Greece’s four largest banks need to boost their capital by 27.5 billion euros ($36.3 billion) after taking huge losses from the government-imposed debt swap earlier this year, the largest sovereign restructuring in history.
The National Bank of Greece, the country’s biggest lender, needs to raise 9.8 billion euros, ($12.95 billion) according to an e-mailed report from the bank. Eurobank needs 5.8 billion euros, ($7.66 billion,) Alpha Bank needs 4.6 billion euros ($6.16 billion) and Piraeus Bank needs 7.3 billion euros, ($9.65 billion) according to the report. Total recapitalization needs for the country’s banking sector amount to 40.5 billion euros, ($53.55 billion) the report said.
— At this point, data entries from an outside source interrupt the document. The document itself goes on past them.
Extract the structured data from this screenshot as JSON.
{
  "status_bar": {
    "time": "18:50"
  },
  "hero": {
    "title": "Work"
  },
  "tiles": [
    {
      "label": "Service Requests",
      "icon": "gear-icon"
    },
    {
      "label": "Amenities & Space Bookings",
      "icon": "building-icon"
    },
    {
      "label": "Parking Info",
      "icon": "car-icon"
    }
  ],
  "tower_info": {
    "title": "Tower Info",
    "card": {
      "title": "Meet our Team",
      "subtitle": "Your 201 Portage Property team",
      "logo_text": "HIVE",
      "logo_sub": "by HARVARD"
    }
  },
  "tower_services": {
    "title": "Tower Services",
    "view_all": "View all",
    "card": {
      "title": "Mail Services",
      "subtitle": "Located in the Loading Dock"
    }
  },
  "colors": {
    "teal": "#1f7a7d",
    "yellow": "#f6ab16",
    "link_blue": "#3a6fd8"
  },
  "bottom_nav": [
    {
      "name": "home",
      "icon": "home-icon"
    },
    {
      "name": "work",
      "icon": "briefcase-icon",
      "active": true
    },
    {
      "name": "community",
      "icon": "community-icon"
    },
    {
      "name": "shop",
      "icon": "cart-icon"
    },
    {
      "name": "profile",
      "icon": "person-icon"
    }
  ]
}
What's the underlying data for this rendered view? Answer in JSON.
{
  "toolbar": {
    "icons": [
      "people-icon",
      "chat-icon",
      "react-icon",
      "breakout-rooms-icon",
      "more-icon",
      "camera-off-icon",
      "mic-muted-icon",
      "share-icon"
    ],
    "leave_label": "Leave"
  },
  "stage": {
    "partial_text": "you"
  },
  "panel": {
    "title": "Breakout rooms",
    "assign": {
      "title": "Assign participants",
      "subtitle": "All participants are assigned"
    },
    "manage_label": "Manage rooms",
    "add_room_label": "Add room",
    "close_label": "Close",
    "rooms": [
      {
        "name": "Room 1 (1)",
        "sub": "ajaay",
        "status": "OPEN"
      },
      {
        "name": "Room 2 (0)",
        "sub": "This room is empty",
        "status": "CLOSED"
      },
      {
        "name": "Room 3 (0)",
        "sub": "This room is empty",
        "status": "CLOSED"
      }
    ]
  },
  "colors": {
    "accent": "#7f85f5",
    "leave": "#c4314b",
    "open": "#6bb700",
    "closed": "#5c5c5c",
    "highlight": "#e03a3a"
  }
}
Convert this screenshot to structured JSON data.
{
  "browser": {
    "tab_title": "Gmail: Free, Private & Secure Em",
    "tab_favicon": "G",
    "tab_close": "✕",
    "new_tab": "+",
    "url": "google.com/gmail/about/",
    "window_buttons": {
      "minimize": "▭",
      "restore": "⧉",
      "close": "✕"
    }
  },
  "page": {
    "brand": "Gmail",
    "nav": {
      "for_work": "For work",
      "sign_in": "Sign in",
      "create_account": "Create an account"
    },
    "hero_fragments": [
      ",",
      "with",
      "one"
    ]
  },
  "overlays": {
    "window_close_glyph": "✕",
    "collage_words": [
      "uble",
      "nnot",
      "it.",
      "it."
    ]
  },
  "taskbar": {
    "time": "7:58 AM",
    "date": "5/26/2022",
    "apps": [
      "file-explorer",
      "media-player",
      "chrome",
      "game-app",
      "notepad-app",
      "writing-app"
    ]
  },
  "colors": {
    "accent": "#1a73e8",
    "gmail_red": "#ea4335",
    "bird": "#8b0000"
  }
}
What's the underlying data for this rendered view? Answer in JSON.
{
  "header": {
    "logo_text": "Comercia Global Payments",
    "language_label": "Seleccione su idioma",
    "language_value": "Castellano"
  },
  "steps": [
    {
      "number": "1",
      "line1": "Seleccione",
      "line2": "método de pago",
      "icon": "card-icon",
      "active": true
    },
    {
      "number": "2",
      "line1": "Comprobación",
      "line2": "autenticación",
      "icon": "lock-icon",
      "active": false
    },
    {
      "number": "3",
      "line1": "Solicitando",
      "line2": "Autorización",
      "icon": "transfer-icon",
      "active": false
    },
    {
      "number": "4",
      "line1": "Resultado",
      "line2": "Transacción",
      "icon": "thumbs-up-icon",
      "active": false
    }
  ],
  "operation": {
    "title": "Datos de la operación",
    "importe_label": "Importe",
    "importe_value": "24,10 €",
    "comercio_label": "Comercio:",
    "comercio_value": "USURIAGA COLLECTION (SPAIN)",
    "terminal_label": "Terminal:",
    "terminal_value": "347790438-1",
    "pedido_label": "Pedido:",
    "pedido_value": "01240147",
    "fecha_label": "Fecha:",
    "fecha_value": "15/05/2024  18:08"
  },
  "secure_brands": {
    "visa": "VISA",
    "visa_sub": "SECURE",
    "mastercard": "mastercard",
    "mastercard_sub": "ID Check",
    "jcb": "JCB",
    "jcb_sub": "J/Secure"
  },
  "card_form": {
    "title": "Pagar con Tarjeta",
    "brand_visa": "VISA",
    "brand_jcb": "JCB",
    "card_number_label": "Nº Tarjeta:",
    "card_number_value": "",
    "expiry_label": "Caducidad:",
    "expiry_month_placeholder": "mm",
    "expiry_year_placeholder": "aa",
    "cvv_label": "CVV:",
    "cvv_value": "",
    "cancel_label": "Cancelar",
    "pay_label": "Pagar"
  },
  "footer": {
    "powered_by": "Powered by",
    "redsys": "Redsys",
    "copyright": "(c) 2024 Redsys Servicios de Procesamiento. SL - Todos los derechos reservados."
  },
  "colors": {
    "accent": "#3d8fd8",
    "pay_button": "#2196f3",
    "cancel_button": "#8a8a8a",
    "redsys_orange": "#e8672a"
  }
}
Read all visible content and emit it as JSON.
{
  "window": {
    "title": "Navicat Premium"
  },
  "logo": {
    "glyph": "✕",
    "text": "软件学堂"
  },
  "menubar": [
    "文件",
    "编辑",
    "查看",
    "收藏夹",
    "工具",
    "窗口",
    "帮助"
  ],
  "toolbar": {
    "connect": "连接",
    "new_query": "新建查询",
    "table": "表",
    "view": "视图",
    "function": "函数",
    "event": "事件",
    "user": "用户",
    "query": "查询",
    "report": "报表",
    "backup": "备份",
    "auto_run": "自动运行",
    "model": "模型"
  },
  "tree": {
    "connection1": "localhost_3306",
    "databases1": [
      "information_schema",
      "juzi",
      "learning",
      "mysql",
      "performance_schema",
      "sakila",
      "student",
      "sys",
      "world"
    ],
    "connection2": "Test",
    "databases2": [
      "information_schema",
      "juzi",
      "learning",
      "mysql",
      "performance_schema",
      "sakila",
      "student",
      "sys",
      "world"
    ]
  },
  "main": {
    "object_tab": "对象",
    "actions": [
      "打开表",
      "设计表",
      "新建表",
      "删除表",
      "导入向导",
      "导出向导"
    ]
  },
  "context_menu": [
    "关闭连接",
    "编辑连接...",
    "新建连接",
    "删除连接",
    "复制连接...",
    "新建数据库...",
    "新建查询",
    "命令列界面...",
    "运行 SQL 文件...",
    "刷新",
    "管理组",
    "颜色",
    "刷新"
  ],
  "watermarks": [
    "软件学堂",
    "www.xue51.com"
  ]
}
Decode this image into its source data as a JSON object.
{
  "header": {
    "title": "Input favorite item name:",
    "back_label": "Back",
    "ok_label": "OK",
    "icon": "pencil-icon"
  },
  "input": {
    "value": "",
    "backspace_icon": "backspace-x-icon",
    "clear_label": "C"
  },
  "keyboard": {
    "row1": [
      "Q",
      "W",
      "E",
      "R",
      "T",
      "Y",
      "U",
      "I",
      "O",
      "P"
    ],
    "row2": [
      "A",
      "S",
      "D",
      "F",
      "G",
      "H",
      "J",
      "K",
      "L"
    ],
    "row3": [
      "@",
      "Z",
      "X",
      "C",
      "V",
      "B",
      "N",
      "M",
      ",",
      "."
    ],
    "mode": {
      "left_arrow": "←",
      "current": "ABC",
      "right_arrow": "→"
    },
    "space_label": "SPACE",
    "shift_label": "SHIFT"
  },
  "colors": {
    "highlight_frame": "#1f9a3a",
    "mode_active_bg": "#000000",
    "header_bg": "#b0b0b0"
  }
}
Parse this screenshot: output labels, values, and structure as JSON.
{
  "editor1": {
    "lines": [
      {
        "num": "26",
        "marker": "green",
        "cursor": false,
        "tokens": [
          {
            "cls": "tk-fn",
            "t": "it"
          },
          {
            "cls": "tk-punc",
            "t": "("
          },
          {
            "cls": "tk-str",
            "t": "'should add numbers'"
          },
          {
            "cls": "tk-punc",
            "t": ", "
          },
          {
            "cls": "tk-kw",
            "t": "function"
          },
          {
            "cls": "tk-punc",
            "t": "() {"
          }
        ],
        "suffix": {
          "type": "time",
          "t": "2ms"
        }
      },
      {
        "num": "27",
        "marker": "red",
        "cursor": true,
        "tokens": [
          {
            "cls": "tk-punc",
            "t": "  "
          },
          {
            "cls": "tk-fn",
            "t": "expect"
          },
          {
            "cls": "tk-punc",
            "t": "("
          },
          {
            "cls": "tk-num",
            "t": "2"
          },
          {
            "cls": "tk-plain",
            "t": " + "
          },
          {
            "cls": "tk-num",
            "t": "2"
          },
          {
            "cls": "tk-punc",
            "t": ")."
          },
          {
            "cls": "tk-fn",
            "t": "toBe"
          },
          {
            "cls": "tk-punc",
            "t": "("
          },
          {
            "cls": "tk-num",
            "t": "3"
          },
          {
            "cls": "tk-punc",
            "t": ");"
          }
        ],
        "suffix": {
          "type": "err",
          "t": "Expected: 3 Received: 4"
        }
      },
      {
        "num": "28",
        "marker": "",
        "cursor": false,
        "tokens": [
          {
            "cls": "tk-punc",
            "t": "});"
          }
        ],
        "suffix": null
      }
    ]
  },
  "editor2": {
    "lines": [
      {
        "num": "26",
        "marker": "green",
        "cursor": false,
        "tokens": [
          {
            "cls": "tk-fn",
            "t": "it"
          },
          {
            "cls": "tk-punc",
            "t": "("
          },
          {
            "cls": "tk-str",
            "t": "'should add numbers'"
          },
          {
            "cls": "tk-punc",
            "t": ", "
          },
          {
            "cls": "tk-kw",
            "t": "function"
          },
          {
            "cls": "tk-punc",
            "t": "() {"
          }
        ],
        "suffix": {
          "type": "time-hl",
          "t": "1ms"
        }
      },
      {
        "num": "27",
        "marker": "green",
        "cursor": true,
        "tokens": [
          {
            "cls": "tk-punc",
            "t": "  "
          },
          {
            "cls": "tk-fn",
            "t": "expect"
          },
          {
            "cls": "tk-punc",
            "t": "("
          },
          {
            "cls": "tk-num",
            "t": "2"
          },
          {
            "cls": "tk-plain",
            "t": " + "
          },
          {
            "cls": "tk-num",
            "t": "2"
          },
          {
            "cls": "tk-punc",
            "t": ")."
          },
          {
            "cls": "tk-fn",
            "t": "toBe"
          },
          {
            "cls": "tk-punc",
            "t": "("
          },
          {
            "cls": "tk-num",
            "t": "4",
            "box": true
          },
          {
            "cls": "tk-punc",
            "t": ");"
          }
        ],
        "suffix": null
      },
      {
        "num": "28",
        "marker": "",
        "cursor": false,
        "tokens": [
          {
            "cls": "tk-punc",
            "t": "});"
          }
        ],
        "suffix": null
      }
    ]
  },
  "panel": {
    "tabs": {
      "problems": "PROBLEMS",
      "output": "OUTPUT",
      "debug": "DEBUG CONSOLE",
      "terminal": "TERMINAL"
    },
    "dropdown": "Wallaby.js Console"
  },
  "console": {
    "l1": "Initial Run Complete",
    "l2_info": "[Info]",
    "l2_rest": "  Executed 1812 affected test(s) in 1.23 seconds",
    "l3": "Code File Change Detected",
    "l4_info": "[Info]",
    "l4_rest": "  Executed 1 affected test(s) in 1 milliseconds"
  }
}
The 50 billion euros earmarked for Greek banks in the country’s bailout program “is appropriate to cover the recapitalization and restructuring costs of the Greek banking sector,” the central bank said. “It is expected to remain adequate under reasonable levels of economic uncertainty.”
The recapitalization was needed because a former government under the PASOK Socialists whacked investors with 74 percent losses, including Cypriot banks who had huge holdings in Greek bonds and were nearly bankrupted, requiring the island government to seek an international bailout to keep the economy from collapsing.
The banks have received bridge recapitalization loans from the Hellenic Financial Stability Fund (HFSF) to raise their core tier one capital ratios to 9 percent, as required under the terms of the country’s bailout from the European Union and International Monetary Fund. The recapitalization must be completed by the end of April, through a combination of common equity and contingent convertible bonds.